Bakınız, kırkyama tekniğiyle ince ince ''işlenmiş'' bir İstanbul minyatürü...
Yokluktan doğan bir sanat KIRKYAMA. Tasarruf amacıyla yokluk yıllarında hanımların küçük kumaş parçalarını birleştirip dikerek ortaya çıkardığı bir uygulama. Zamanla desenler, motifler ve tabii ki tasarım katılarak bir el sanatına dönüşmüş. ''Kırkpare'', ''Yamalı Bohça'', ''Hanım Dilendi Bey Beğendi'' olarak da anılıyor. Tüm dünyada geçerli İngilizce adı ''Patchwork''.

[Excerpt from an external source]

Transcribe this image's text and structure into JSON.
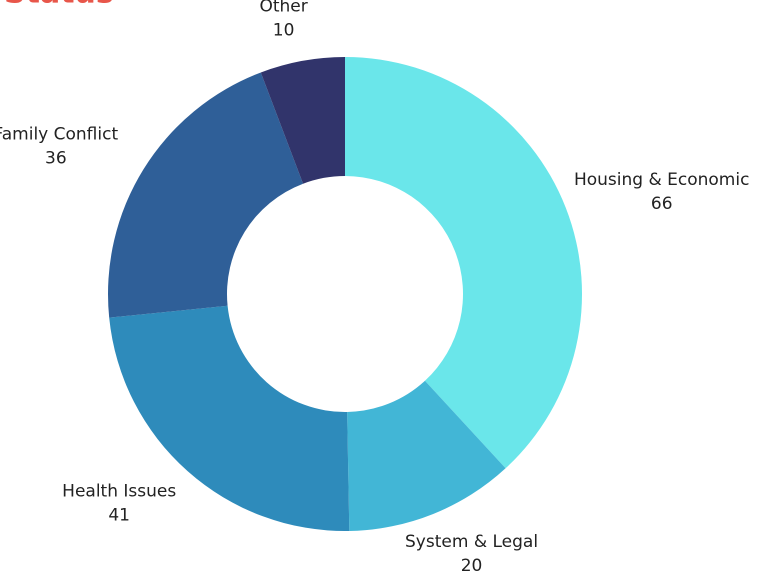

Yine minyatür + kırkyama sanatı tekniğiyle resmedilen Osmanlının ikinci başkenti Edirne

Osmanlının ilk başkenti Bursa...
Karagöz ile Hacivat, ipekböceği ve Kılıç Kalkan'sız Bursa olmaz tabii:)

Edirne'deki Fatih Köprüsü
Bir adı da Bönce Köprüsü olan ve Tunca'yı geçerek Edirne Sarayı'nı şehre bağlayan tarihi Osmanlı köprüsü.

Burada da güllerle aşkını ilan eden bir Osmanlı beyzadesi resmedilmiş:)

Bu bir namazlık imiş. Yanında da tespih var. Anneannemin de benzer bir namazlığı vardı. Anılara götürdü beni.

Eser sahibi ve gelini. İkisi de vefat etmiş. ''Ah yalan dünya'' çalıyor kafamda oluşan fonda:(


İnsanların kumaş ve giysilerin pahalı olduğu zamanlarda atmadığı yahut hatırası olduğu için atmaya kıyamadığı kumaş parçalarının değerlenmesi için yarattığı bir el sanatı olan kırkyamanın modernize edilmiş hali...

Nasıl güzel. Bu haliyle de Osmanlıdan, Lale Devri'nden izler taşıyor gibi.
Edirneli hanımların ellerine, emeklerine sağlık. Olağanüstü bir sergiydi...

Minyatürlerin günümüzü hicveden biçimde nasıl konuşturulduğu ile ilgili bir örnek vererek bitirelim o halde.

— ''Yeni kitap yazdım, söyle bütün sınıfa alsınlar, elli akça.''
— ''Tamam hocam.''


Kalın sağlıcakla...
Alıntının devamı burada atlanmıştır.